C'est exactement le cas de Théodore Dubois, qui écrivait lui-même en 1922 (à l'âge de quatre-vingt cinq ans) ces lignes un brin désabusées dans son journal intime :

Je ne crois pas que l'on eût été toujours juste et équitable à mon égard. - Je ne suis pas vaniteux, mais je crois pourtant que certaines de mes oeuvres méritent mieux que l'espèce de froid dédain avec lesquel elles ont été accueillies. Je ne sais si je me trompe ; cependant j'ai comme une certitude que si plus tard, après moi, elles tombent sous les yeux de musiciens et de critiques non prévenus, un revirement se fera en ma faveur !

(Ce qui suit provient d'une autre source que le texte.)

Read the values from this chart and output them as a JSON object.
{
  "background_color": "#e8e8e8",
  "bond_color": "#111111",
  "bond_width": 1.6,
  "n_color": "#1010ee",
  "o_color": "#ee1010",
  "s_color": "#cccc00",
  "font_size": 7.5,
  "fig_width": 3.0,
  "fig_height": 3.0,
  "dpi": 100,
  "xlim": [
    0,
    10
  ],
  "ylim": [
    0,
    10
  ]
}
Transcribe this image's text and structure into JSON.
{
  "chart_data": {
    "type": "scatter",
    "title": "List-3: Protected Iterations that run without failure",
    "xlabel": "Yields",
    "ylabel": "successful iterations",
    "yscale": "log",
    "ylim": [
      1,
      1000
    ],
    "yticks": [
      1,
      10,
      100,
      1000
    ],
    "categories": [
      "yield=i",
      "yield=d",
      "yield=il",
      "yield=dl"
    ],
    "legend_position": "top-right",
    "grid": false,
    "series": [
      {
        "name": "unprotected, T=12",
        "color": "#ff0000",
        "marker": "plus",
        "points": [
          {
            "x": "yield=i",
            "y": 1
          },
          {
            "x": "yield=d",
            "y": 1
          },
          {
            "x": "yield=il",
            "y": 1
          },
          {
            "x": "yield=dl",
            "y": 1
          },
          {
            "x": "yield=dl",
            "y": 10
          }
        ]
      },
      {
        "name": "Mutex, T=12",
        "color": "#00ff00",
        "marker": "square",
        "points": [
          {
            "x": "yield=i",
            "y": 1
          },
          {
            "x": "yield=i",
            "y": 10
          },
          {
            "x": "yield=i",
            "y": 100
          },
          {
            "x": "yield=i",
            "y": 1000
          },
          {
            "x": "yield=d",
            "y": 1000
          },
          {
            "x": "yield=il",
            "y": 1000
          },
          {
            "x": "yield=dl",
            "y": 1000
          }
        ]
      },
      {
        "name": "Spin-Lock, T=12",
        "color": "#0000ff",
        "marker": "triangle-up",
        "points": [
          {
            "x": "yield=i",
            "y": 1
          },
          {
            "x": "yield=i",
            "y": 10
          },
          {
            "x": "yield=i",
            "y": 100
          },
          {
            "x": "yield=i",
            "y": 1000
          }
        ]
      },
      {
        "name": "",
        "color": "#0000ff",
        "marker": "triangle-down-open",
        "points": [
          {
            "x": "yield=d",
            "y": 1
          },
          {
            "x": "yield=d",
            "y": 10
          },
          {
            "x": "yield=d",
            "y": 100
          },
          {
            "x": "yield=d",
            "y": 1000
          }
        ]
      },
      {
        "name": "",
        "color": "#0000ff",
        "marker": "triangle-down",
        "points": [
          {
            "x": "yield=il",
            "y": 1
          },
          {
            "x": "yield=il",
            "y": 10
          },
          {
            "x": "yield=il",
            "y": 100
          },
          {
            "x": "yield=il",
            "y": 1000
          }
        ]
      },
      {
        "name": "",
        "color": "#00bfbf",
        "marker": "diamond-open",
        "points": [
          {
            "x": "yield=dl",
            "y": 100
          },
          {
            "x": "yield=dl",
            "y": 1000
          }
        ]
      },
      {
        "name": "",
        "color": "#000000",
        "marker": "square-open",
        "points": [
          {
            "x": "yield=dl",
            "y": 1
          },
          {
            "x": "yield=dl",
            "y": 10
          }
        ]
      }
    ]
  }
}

Auteur d'un célèbre traité de contrepoint et de fugue qui fait toujours autorité (et également d'un traité d'harmonie), Théodore Dubois représente le courant académique de la fin du XIXe siècle, sans aucune nuance péjorative, bien au contraire. Sa musique, sans chercher les audaces, est toujours riche et solidement construite. Elle n'a peut-être pas de fulgurances ou de flamboyances comme les grands phénix qui ont fait l'histoire de la musique, mais elle n'est pas moins touchante et même, dans certains cas, tout à fait passionnante.

On reviendra sur son cas, mais je souhaitais m'arrêter sur sa plus belle oeuvre, son Quintette pour violon, hautbois, alto, violoncelle et piano.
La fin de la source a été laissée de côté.